In order to fix the coils 19a-19d in place when resin is poured or filled in the stator 3, the coils 19a-19d are initially positioned in the grooves 14-17 formed in the stator 3, and the open faces of the grooves 14-17 are then covered with a mold 29, as illustrated in FIG. 3.
The mold 29 is provided with a plurality of projections 30 located at the positions corresponding to the grooves 14-17, said projections extending from the open faces of the grooves 14-17 into the grooves 14-17.
Subsequently, an amount of resin is poured or filled into the inlet port 18a in the bore hole 18 to thereby fill said resin in said hole 18 and in between the grooves 14-17 and the coils 19a-19d.
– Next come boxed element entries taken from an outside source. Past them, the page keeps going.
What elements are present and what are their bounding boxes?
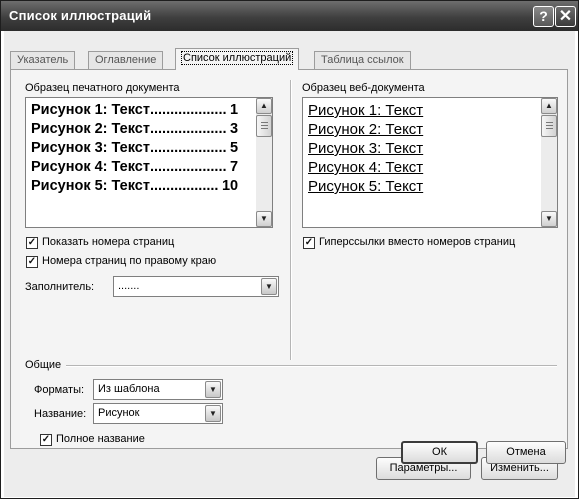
formats-select-value: Из шаблона xyxy=(98,383,160,395)
tab-panel: Образец печатного документа Рисунок 1: Т… xyxy=(10,69,568,480)
print-preview-box[interactable]: Рисунок 1: Текст................... 1 Рис… xyxy=(25,97,273,228)
caption-select[interactable]: Рисунок ▼ xyxy=(93,403,223,424)
title-bar[interactable]: Список иллюстраций ? ✕ xyxy=(1,1,578,31)
formats-select[interactable]: Из шаблона ▼ xyxy=(93,379,223,400)
dropdown-arrow-icon[interactable]: ▼ xyxy=(205,405,221,422)
scroll-thumb[interactable] xyxy=(541,115,557,137)
hyperlinks-checkbox[interactable]: ✓ xyxy=(303,237,315,249)
scroll-up-arrow-icon[interactable]: ▲ xyxy=(256,98,272,114)
general-group-line xyxy=(25,365,557,367)
print-preview-label: Образец печатного документа xyxy=(25,82,180,94)
right-align-checkbox[interactable]: ✓ xyxy=(26,256,38,268)
full-caption-checkbox[interactable]: ✓ xyxy=(40,434,52,446)
close-button[interactable]: ✕ xyxy=(555,6,576,27)
scroll-down-arrow-icon[interactable]: ▼ xyxy=(541,211,557,227)
leader-select[interactable]: ....... ▼ xyxy=(113,276,279,297)
general-group-heading: Общие xyxy=(25,359,67,371)
leader-label: Заполнитель: xyxy=(25,281,95,293)
dropdown-arrow-icon[interactable]: ▼ xyxy=(261,278,277,295)
row-text: Рисунок 2: Текст xyxy=(31,121,150,137)
column-separator xyxy=(290,80,292,360)
help-button[interactable]: ? xyxy=(533,6,554,27)
dialog-client-area: Указатель Оглавление Список иллюстраций … xyxy=(4,31,575,497)
row-page: 7 xyxy=(229,159,239,175)
caption-label: Название: xyxy=(34,408,87,420)
web-preview-box[interactable]: Рисунок 1: Текст Рисунок 2: Текст Рисуно… xyxy=(302,97,558,228)
print-preview-row: Рисунок 4: Текст................... 7 xyxy=(31,158,238,177)
row-page: 3 xyxy=(229,121,239,137)
print-preview-row: Рисунок 1: Текст................... 1 xyxy=(31,101,238,120)
row-leader: ................... xyxy=(149,159,227,175)
caption-select-value: Рисунок xyxy=(98,407,140,419)
print-preview-row: Рисунок 5: Текст................. 10 xyxy=(31,177,238,196)
leader-select-value: ....... xyxy=(118,280,140,292)
row-page: 10 xyxy=(221,178,239,194)
full-caption-label[interactable]: Полное название xyxy=(56,433,145,445)
row-page: 1 xyxy=(229,102,239,118)
row-leader: ................. xyxy=(149,178,219,194)
web-preview-row: Рисунок 4: Текст xyxy=(308,159,424,176)
tab-index[interactable]: Указатель xyxy=(10,51,76,69)
web-preview-row: Рисунок 3: Текст xyxy=(308,140,424,157)
dialog-window: Список иллюстраций ? ✕ Указатель Оглавле… xyxy=(0,0,579,499)
scroll-up-arrow-icon[interactable]: ▲ xyxy=(541,98,557,114)
row-leader: ................... xyxy=(149,140,227,156)
web-preview-row: Рисунок 2: Текст xyxy=(308,121,424,138)
show-page-numbers-checkbox[interactable]: ✓ xyxy=(26,237,38,249)
tab-toc[interactable]: Оглавление xyxy=(88,51,164,69)
right-align-label[interactable]: Номера страниц по правому краю xyxy=(42,255,216,267)
ok-button[interactable]: ОК xyxy=(401,441,478,464)
scroll-down-arrow-icon[interactable]: ▼ xyxy=(256,211,272,227)
row-text: Рисунок 3: Текст xyxy=(31,140,150,156)
scroll-thumb[interactable] xyxy=(256,115,272,137)
tab-figures-list-label: Список иллюстраций xyxy=(180,51,294,65)
print-preview-scrollbar[interactable]: ▲ ▼ xyxy=(256,98,272,227)
dropdown-arrow-icon[interactable]: ▼ xyxy=(205,381,221,398)
hyperlinks-label[interactable]: Гиперссылки вместо номеров страниц xyxy=(319,236,515,248)
tab-table-of-authorities[interactable]: Таблица ссылок xyxy=(314,51,411,69)
row-page: 5 xyxy=(229,140,239,156)
row-leader: ................... xyxy=(149,102,227,118)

At the same time, the coils 19a-19d are forced up or ejected toward the open faces of the grooves 14-17 due to the pressure pouring of the resin forced into the grooves. However, since the coils 19a-19d are retained in the grooves 14-17 by the projections 30, the resin filling operation is finished before the coils reach the open faces of the grooves 14-17. Finally, the mold 29 is removed (see FIG. 2). In the vicinity of the aforesaid open faces of the grooves, the resin is formed with indentations 21 at locations which coincided with the projections 30 of the mold 29 but as can be seen from FIG. 3 the resin completely surrounds the endless coils 19a, 19b, 19c and 19d.
With the electromagnetic actuator 1 having stator 3 incorporated therein, excitation of the coils 19a-19d causes magnetic flux to be produced around said coils 19a-19d, whereby the armature 4 is attracted to the stator 3, so that the output shaft 5 is moved upwardly against the action of the spring 27. Subsequent interruption of excitation of the coils 19a-19d causes the armature 4 and the output shaft 5 to be moved downwardly away from the stator 3 under the action of the spring 27.
It is noted while the above-mentioned particular embodiment has been described as using one bore hole 18, but a plurality of such bore holes may be provided, and may be used as air ventilation holes during the resin pouring or filling operation. The bore hole or holes may be positioned either radially or diametrically.
The projections 31 formed on the mold 29 are not limited to any given shape and or size. Consequently, use may be made of any projection capable of preventing forcing-up ejection of the coils 19a-19d to the open faces of the coil-containing grooves 14-17 due to the pressure of resin pouring.
Evidently many changes and modifications of the present invention may be possible in the light of the foregoing.
It is therefore appreciated that the present invention may be additionally carried out in various forms within the scope of the claims.